The Mystery of China’s Gold Reserves
It is being reported by multiple media outlets that last week the People’s Bank of China published figures on its Gold reserves for the first time since 2009. The official Gold reserves now stand at 1,658 metric tons, as of June.
For those of you who have been following this development, you’ll know that this figure is quite a bit lower than what has been estimated by many experts. China announced back in 2009 that its Gold reserves were 1,054 metric tons. The 57% jump since 2009 is a small increase when you consider the reports of Chinese Gold buying in the last few years.
Even Bloomberg Intelligence this year estimated that Gold reserves could triple to 3,500 tones based on domestic output, and China Gold Association and trade figures. (Source: Bloomberg: 2015 July 17th)
Some analyst are suggesting that one of the reasons for Gold’s plunge on Monday was due to the market being disappointed at the low Gold reserve number from China.
What the Experts are Saying
Since this figure was reported on Friday of last week, we have looked into some of the possible explanations of why the number came in lower than many were expecting.
Below is a link to an interview with Jim Rickards, who wrote the book “Currency Wars” and the “Death of Money”. Mr.

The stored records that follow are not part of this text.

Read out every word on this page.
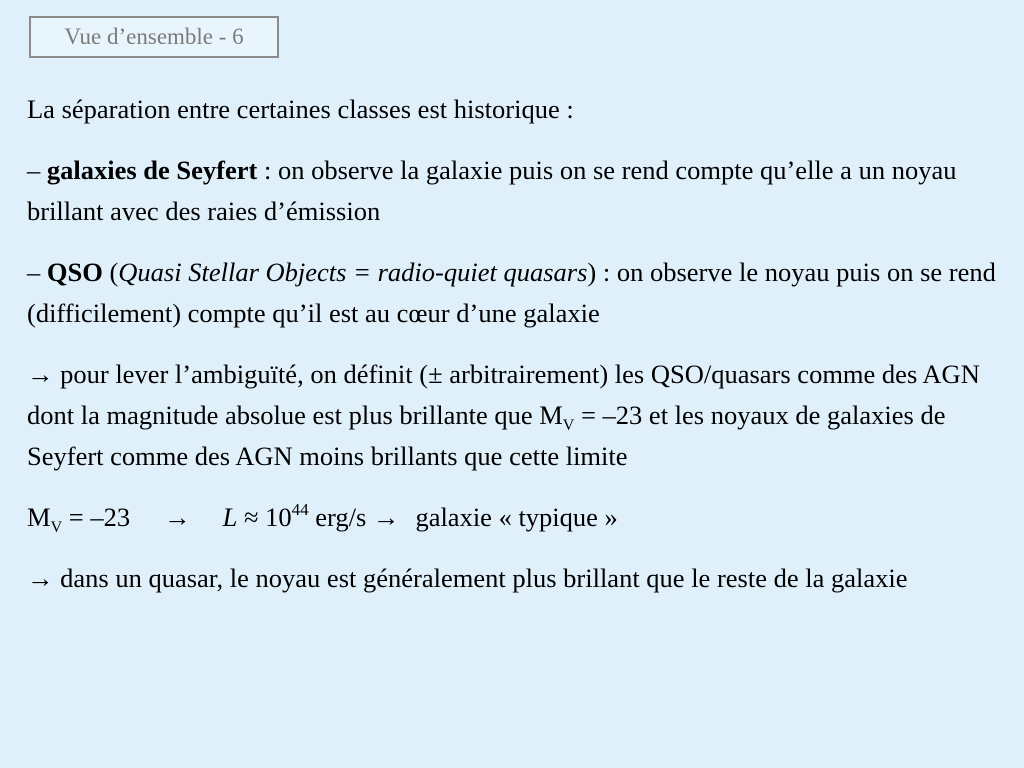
Vue d’ensemble - 6

La séparation entre certaines classes est historique :

– galaxies de Seyfert : on observe la galaxie puis on se rend compte qu’elle a un noyau brillant avec des raies d’émission

– QSO (Quasi Stellar Objects = radio-quiet quasars) : on observe le noyau puis on se rend (difficilement) compte qu’il est au cœur d’une galaxie

→ pour lever l’ambiguïté, on définit (± arbitrairement) les QSO/quasars comme des AGN dont la magnitude absolue est plus brillante que $M_V = -23$ et les noyaux de galaxies de Seyfert comme des AGN moins brillants que cette limite

$M_V = -23 \to L \approx 10^{44}$ erg/s → galaxie « typique »

→ dans un quasar, le noyau est généralement plus brillant que le reste de la galaxie
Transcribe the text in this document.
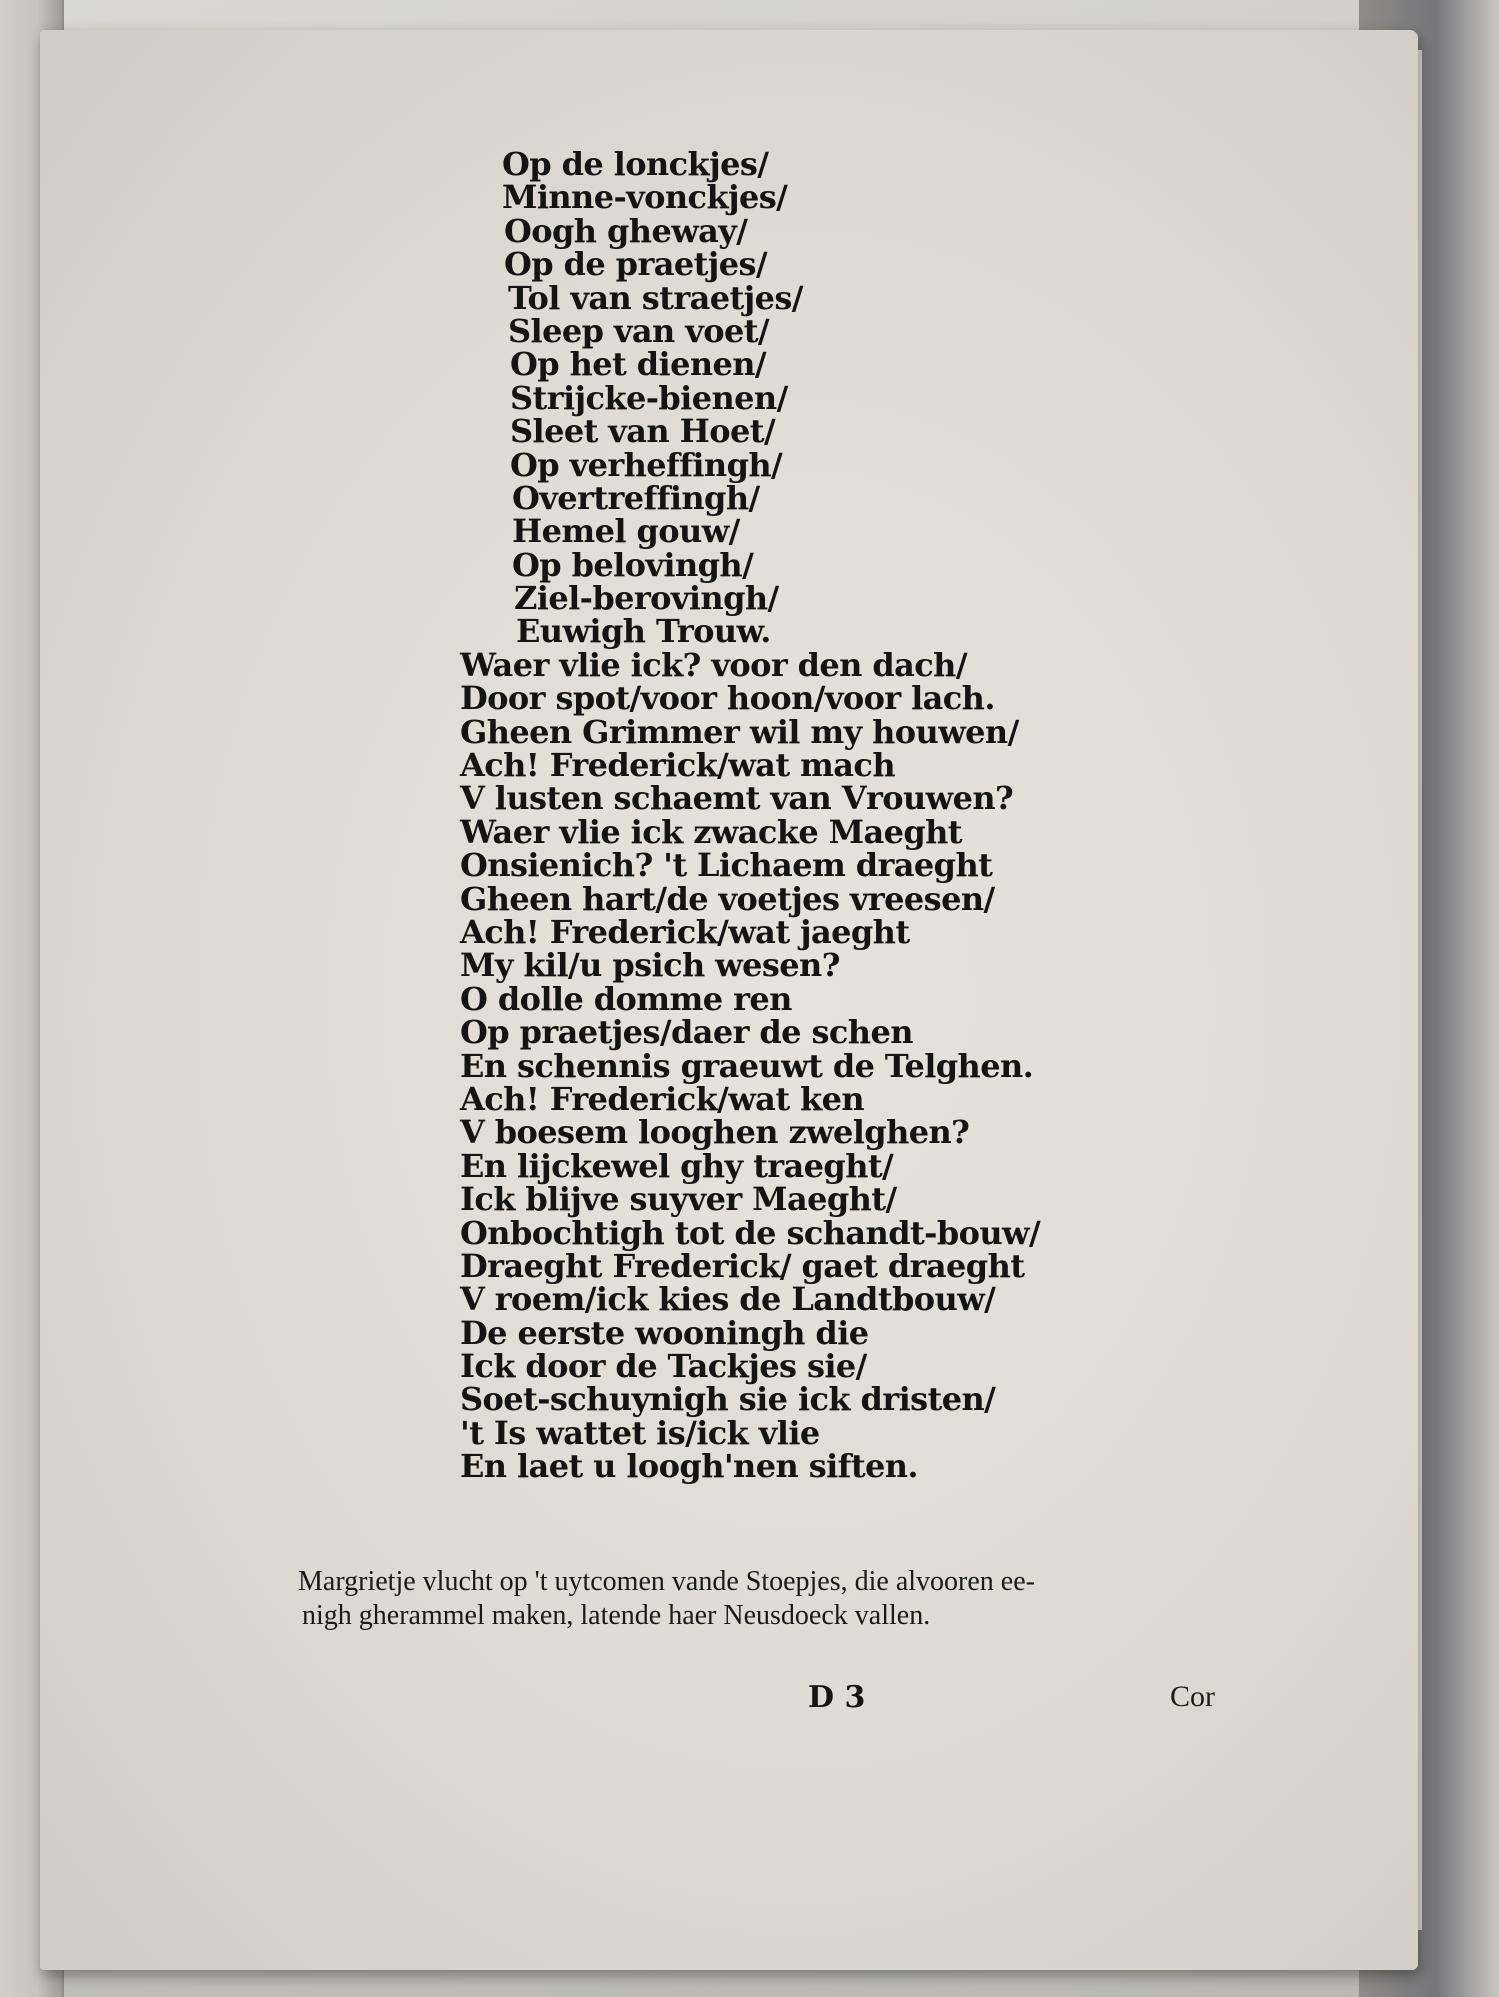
Op de lonckjes/
Minne-vonckjes/
Oogh gheway/
Op de praetjes/
Tol van straetjes/
Sleep van voet/
Op het dienen/
Strijcke-bienen/
Sleet van Hoet/
Op verheffingh/
Overtreffingh/
Hemel gouw/
Op belovingh/
Ziel-berovingh/
Euwigh Trouw.
Waer vlie ick? voor den dach/
Door spot/voor hoon/voor lach.
Gheen Grimmer wil my houwen/
Ach! Frederick/wat mach
V lusten schaemt van Vrouwen?
Waer vlie ick zwacke Maeght
Onsienich? 't Lichaem draeght
Gheen hart/de voetjes vreesen/
Ach! Frederick/wat jaeght
My kil/u psich wesen?
O dolle domme ren
Op praetjes/daer de schen
En schennis graeuwt de Telghen.
Ach! Frederick/wat ken
V boesem looghen zwelghen?
En lijckewel ghy traeght/
Ick blijve suyver Maeght/
Onbochtigh tot de schandt-bouw/
Draeght Frederick/ gaet draeght
V roem/ick kies de Landtbouw/
De eerste wooningh die
Ick door de Tackjes sie/
Soet-schuynigh sie ick dristen/
't Is wattet is/ick vlie
En laet u loogh'nen siften.
Margrietje vlucht op 't uytcomen vande Stoepjes, die alvooren ee-
nigh gherammel maken, latende haer Neusdoeck vallen.
D 3	Cor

Rickards maintains that data such as mining output from China as well as Hong Kong imports suggest that China has more like 3,000 to 4,000 tons of Gold. The video is about 3 minutes long and provides a good perspective on why China has more Gold than reported
Another perspective was recently offered by Frank Homes, CEO of US Global Investors, who was interviewed by Kitco news on July 20th. In the interview Mr. Homes said that:
- The World Gold Council worked out years ago an important agreement. There lots of Dollar cost averaging through the banking system by the Chinese people buying a gram of Gold every paycheck. That is millions and millions of ounces. (Source: Kitco 2015 July 20th)
The retail Gold demand from millions of Chinese people is not likely a part of the reserve number.
Do not read to much into the China official Gold reserve number. The China Gold story has a long way to go.